The Bargains Begin: Starting Rehearsal For Come Bargain With Uncanny Things
After… four years of work, give or take, Come Bargain With Uncanny Things has reached its final R&D phase, ahead of a pilot run in late November.
As it approaches, there’ll be a fair few blogs about it here, which I hope offer some interest to people intrigued by the process and the work.
With apologies to the team (Sarah Griffin, Michelle Kelly, Zoe Flint, William Davies, CN Lester, Erika Gundesen, Charley Ipsen) for any inaccuracies, here goes…
Ultimately, any show thrives on its team.
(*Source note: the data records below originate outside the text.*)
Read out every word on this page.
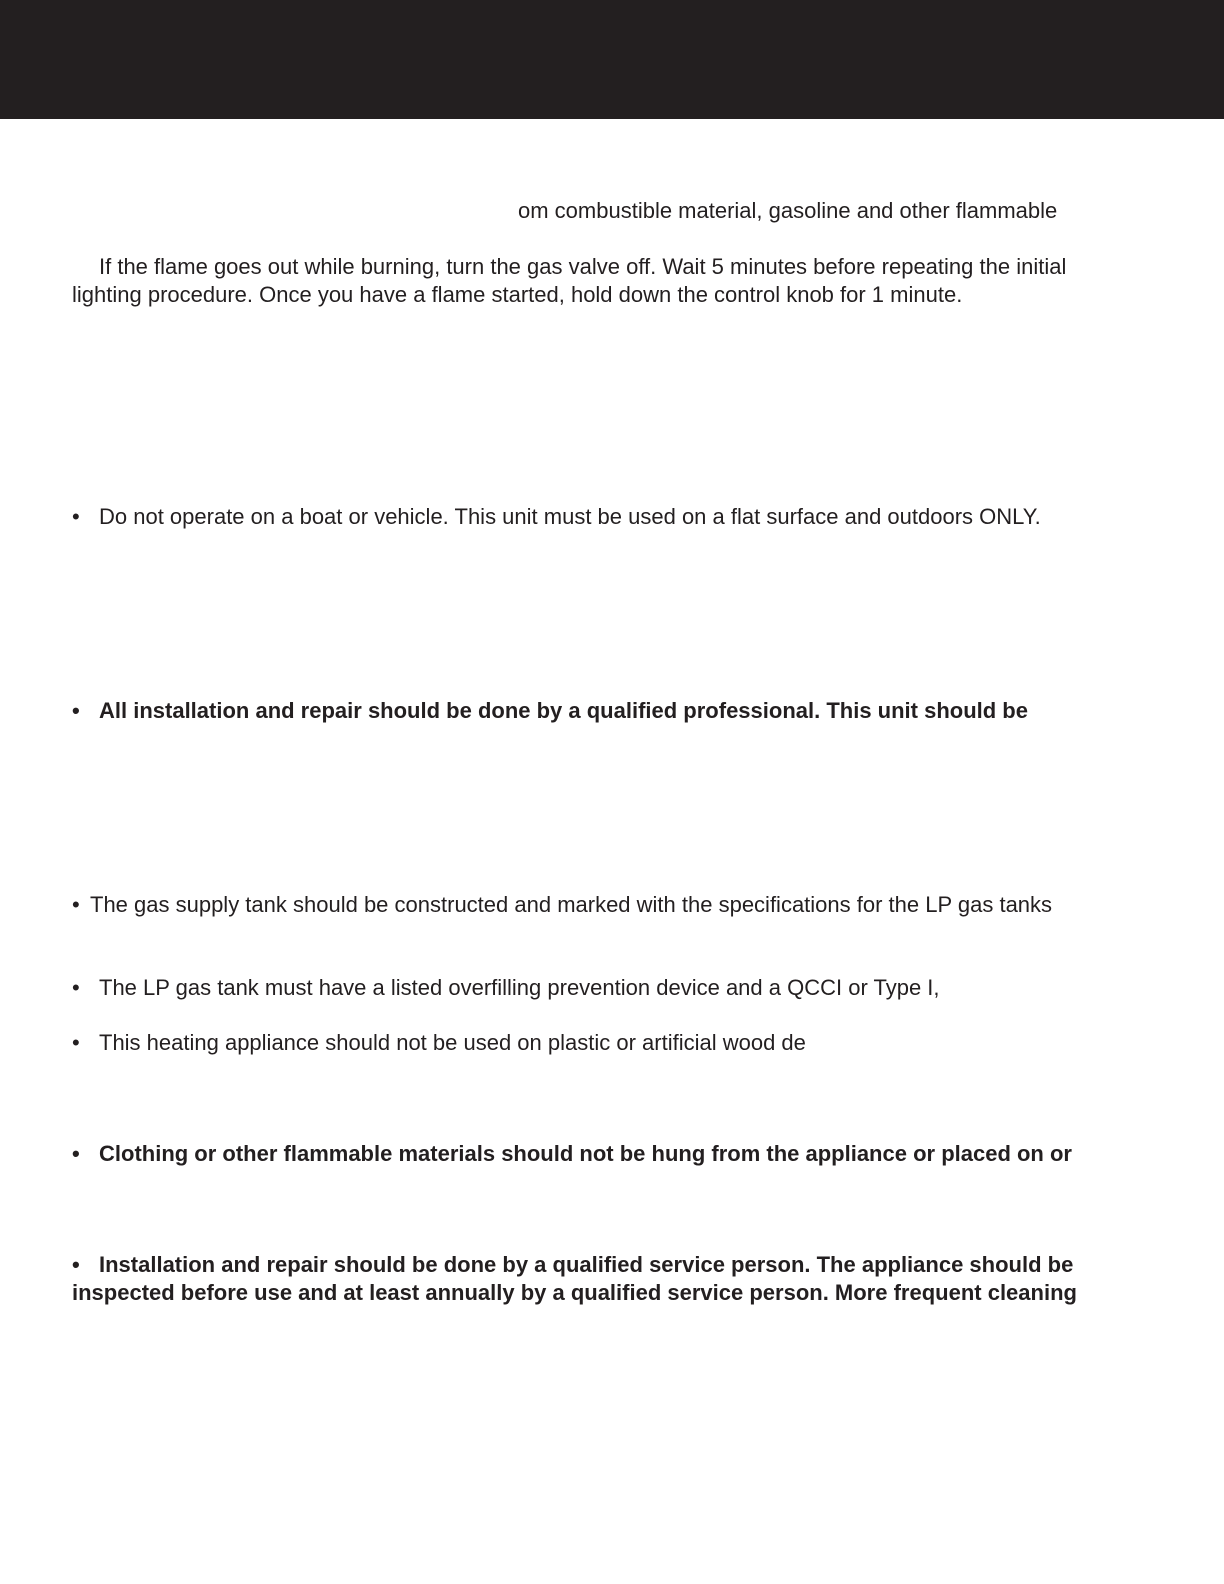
om combustible material, gasoline and other flammable

If the flame goes out while burning, turn the gas valve off. Wait 5 minutes before repeating the initial

lighting procedure. Once you have a flame started, hold down the control knob for 1 minute.

• Do not operate on a boat or vehicle. This unit must be used on a flat surface and outdoors ONLY.

• All installation and repair should be done by a qualified professional. This unit should be

• The gas supply tank should be constructed and marked with the specifications for the LP gas tanks

• The LP gas tank must have a listed overfilling prevention device and a QCCI or Type I,

• This heating appliance should not be used on plastic or artificial wood de

• Clothing or other flammable materials should not be hung from the appliance or placed on or

• Installation and repair should be done by a qualified service person. The appliance should be

inspected before use and at least annually by a qualified service person. More frequent cleaning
Build it incorrectly, with the wrong harmonies between people, and it’ll be as bad as a string quartet replacing the ‘cello with a tuba. Workable, but it’ll take a lot of work to get the balance right.
Erika Gundesen (Virtually Opera’s music director) and I were rather excited by the applicants, and I’m glad to say that having rehearsed we’ve definitely brought together a great team.
Not only is the group hitting the usual essential things of ‘broadly similar understanding of how the world works’ and ‘understanding different needs and offers each person brings’, but for a project like this, we’ve managed to bring together lovely people with very different skills who can each offer something unique in cooperation with the group.
Across its team we’ve got specialists in obviously-relevant things like contemporary music and interactive theatre, and in fields that become relevant like movement work, accessibility, anthropology, sensitivity reading, the nature of the (turns out not-really-existent) Celts, various forms of folklore, linguistics, psychiatry, neuroscience, TTRPGs, and more.
And especially, for those areas that are more special interests than formal specialisms, there have been wonderfully enthusiastic conversations about those shared interests when they overlap.
Which is really nice, fundamentally. Because while opera often prides itself on how it brings together different forms, ultimately the Come Bargain room has ended up functioning very differently by virtue of having at least three different ‘default’ schools of rehearsal in it (opera, interactive theatre, traditional acting). By ongoing negotiation about what’s useful, it’s stronger, and makes quite an exciting show in the midst of it.
Wearing and Worldbuilding
Something interesting in this strand of work encountering its performers is the twofold nature of their engagement.
First, there is worldbuilding. While I’ve done quite a lot of worldforging already (which the team has been kind enough to engage with), there are always things that are important to an individual role or performer.
How exactly does this official relationship work?
If X happens, that’s going to have a knock-on effect on my Y. Would it work better if…
The people I’m facilitating might enjoy it more if Z works more like this…
So such a room inevitably involves lots of detailed worldbuilding, especially for the specifics of characters.
And there is the second aspect of engagement, in which they learn to wear the world.
This is a metaphor I’ve found useful with Shakespeare, where nobody can claim Macbeth, but each performer of the role gets to wear it for a little while.
In imaginative worlds, wearing the world offers unique challenges, and part of the wonder of reaching this stage of work is establishing how to wear the world.
Does my head go here or here?
Can my character be nervous, or is it better if they are more direct and confident?
I’m coming away from two days of R&D with a good list of things to do, fuel for more useful conversations with the designer Charley Ipsen, and the knowledge that we’ve already made quite a few changes that have led to a stronger show. So I hope that, as we tailor the world a bit around the characters, the cast are feeling the same.